Much respect to Alan Schwarz at the Grey Lady, who has kept this subject (brain deterioration in NFL players) in the forefront as a story. Ultimately I think it's THE most important football story. I'm proud of our little blog for talking about it consistently. But overall it's hard to be anything but sad.
“I was surprised in a way because of his age and because he was not known as a concussion sufferer or a big hitter. Is there some lower threshold when you become at risk for this disease? I’m struggling to see if something can come out positive out of this.”
Dr Bailes is right. If Chris Henry developed CTE by age 26, then don't all NFL players have it, to one degree or another? Has a former player ever been tested for it, and found not to have it? The only thing I can see coming out of this, ultimately, is a ban on contact football for youth players.
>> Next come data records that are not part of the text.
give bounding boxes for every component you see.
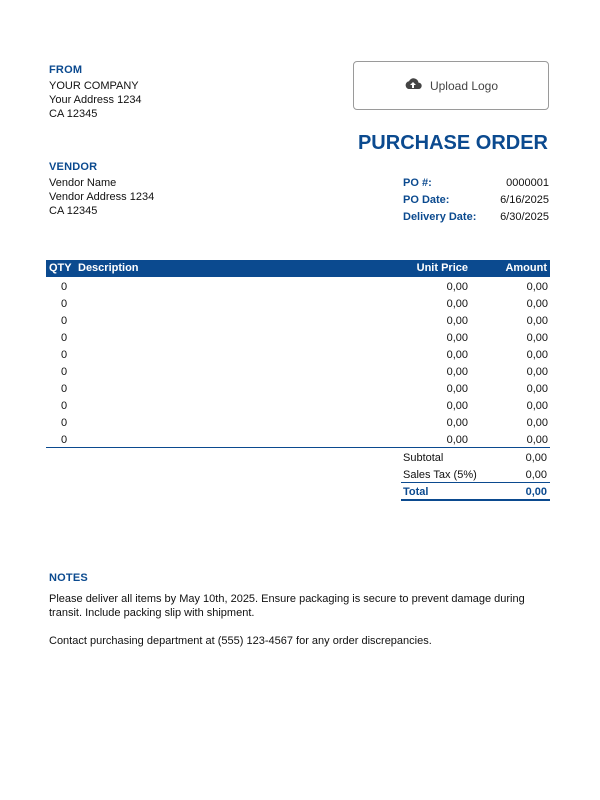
upload-logo-button[interactable] bbox=[353, 61, 549, 110]
po-number-label: PO #: bbox=[403, 177, 432, 189]
cloud-upload-icon bbox=[404, 77, 422, 94]
header-amount: Amount bbox=[505, 262, 547, 274]
total-top-rule bbox=[401, 482, 550, 483]
row-qty: 0 bbox=[61, 383, 68, 395]
row-unit-price: 0,00 bbox=[446, 332, 468, 344]
table-row bbox=[46, 347, 550, 364]
row-amount: 0,00 bbox=[526, 434, 548, 446]
row-amount: 0,00 bbox=[526, 349, 548, 361]
row-amount: 0,00 bbox=[526, 332, 548, 344]
table-row bbox=[46, 313, 550, 330]
row-amount: 0,00 bbox=[526, 298, 548, 310]
table-row bbox=[46, 364, 550, 381]
upload-logo-label: Upload Logo bbox=[429, 78, 499, 93]
po-number-value: 0000001 bbox=[506, 177, 549, 189]
row-amount: 0,00 bbox=[526, 315, 548, 327]
notes-paragraph-2: Contact purchasing department at (555) 123-4567 for any order discrepancies. bbox=[49, 635, 432, 647]
po-number-row bbox=[403, 177, 549, 189]
notes-paragraph-1: Please deliver all items by May 10th, 2025. Ensure packaging is secure to prevent damage during transit. Include packing slip with shipment. bbox=[49, 593, 525, 619]
subtotal-label: Subtotal bbox=[403, 452, 444, 464]
row-amount: 0,00 bbox=[526, 383, 548, 395]
total-label: Total bbox=[403, 486, 429, 498]
notes-label: NOTES bbox=[49, 572, 88, 584]
row-unit-price: 0,00 bbox=[446, 383, 468, 395]
from-city: CA 12345 bbox=[49, 108, 98, 120]
tax-value: 0,00 bbox=[525, 469, 547, 481]
row-unit-price: 0,00 bbox=[446, 400, 468, 412]
vendor-city: CA 12345 bbox=[49, 205, 98, 217]
po-date-value: 6/16/2025 bbox=[500, 194, 549, 206]
from-address: Your Address 1234 bbox=[49, 94, 142, 106]
table-bottom-rule bbox=[46, 447, 550, 448]
po-date-label: PO Date: bbox=[403, 194, 450, 206]
row-unit-price: 0,00 bbox=[446, 349, 468, 361]
row-amount: 0,00 bbox=[526, 417, 548, 429]
row-unit-price: 0,00 bbox=[446, 281, 468, 293]
total-bottom-rule bbox=[401, 499, 550, 501]
row-unit-price: 0,00 bbox=[446, 315, 468, 327]
vendor-name: Vendor Name bbox=[49, 177, 117, 189]
table-row bbox=[46, 330, 550, 347]
subtotal-row bbox=[403, 450, 549, 467]
table-row bbox=[46, 415, 550, 432]
po-date-row bbox=[403, 194, 549, 206]
row-qty: 0 bbox=[61, 349, 68, 361]
delivery-date-label: Delivery Date: bbox=[403, 211, 477, 223]
row-amount: 0,00 bbox=[526, 366, 548, 378]
row-qty: 0 bbox=[61, 281, 68, 293]
row-unit-price: 0,00 bbox=[446, 417, 468, 429]
row-qty: 0 bbox=[61, 315, 68, 327]
row-qty: 0 bbox=[61, 332, 68, 344]
row-unit-price: 0,00 bbox=[446, 366, 468, 378]
subtotal-value: 0,00 bbox=[525, 452, 547, 464]
row-amount: 0,00 bbox=[526, 281, 548, 293]
vendor-label: VENDOR bbox=[49, 161, 98, 173]
row-qty: 0 bbox=[61, 417, 68, 429]
table-header bbox=[46, 260, 550, 277]
delivery-date-value: 6/30/2025 bbox=[500, 211, 549, 223]
row-unit-price: 0,00 bbox=[446, 298, 468, 310]
vendor-address: Vendor Address 1234 bbox=[49, 191, 155, 203]
row-qty: 0 bbox=[61, 298, 68, 310]
table-row bbox=[46, 296, 550, 313]
from-company: YOUR COMPANY bbox=[49, 80, 139, 92]
row-qty: 0 bbox=[61, 434, 68, 446]
header-description: Description bbox=[78, 262, 139, 274]
from-label: FROM bbox=[49, 64, 83, 76]
page-title: PURCHASE ORDER bbox=[357, 132, 548, 154]
total-value: 0,00 bbox=[525, 486, 547, 498]
row-amount: 0,00 bbox=[526, 400, 548, 412]
row-unit-price: 0,00 bbox=[446, 434, 468, 446]
tax-label: Sales Tax (5%) bbox=[403, 469, 477, 481]
table-row bbox=[46, 398, 550, 415]
table-row bbox=[46, 381, 550, 398]
delivery-date-row bbox=[403, 211, 549, 223]
header-unit-price: Unit Price bbox=[416, 262, 468, 274]
header-qty: QTY bbox=[49, 262, 72, 274]
row-qty: 0 bbox=[61, 400, 68, 412]
table-row bbox=[46, 279, 550, 296]
row-qty: 0 bbox=[61, 366, 68, 378]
While we ponder the levels of moroseness and guilt appropriate to the topic of CTE and football, go read this amazing series. Rick Telander is a columnist for the Chicago Sun Times, and a former Northwestern football player. He did a series of articles:
“The Team: What football did for us and – what football did to us” is a nine-part series by Sun-Times' award-winning columnist Rick Telander about the 1968-1970 Northwestern Wildcats, a team for which he played. This story begins at a brain research lab in Massachusetts, and it will end there, too. But on the way it moves about the country as Telander visits with old teammates and talks about the sport they played together years ago, the one that shaped them, rewarded them and wounded them.
This is must-read stuff.
What football did for us and - what football did to us
The story of the 1968-1970 Northwestern Wildcats
Part 1: What football did for us and - what football did to us
Part 2: 'I have lost words on air occasionally'
Part 3:The study too far ahead of its time
Part 4: 'I liked the physical contact. A lot of people don't like it. I always did.'
Part 5:'I had my concussions, but I never would allow myself to be held out of a game for that.'
Part 6:'I was fuzzy after I hit a guy's knee'
Part 7: 'I was never diagnosed with a concussion, but ...'
Part 8: 'I have to jot things down to remember them'
Part 9: 'I'm a cheerleader for the brain'

2 comments:

  1. Thanks for linking the Telander series...I've been meaning to read it, will need to find some time to get through it cause it's loooooooong.

    ReplyDelete
  2. No, it does not mean every player has it if Chris Henry does. Some people get breast/colon cancer in their 20s instead of their 50s, etc. Henry could have been doing any number of things outside of football that contribute to CTE - drugs, other sports as a kid, had car accidents, etc.

    Of course, football is the likeliest culprit.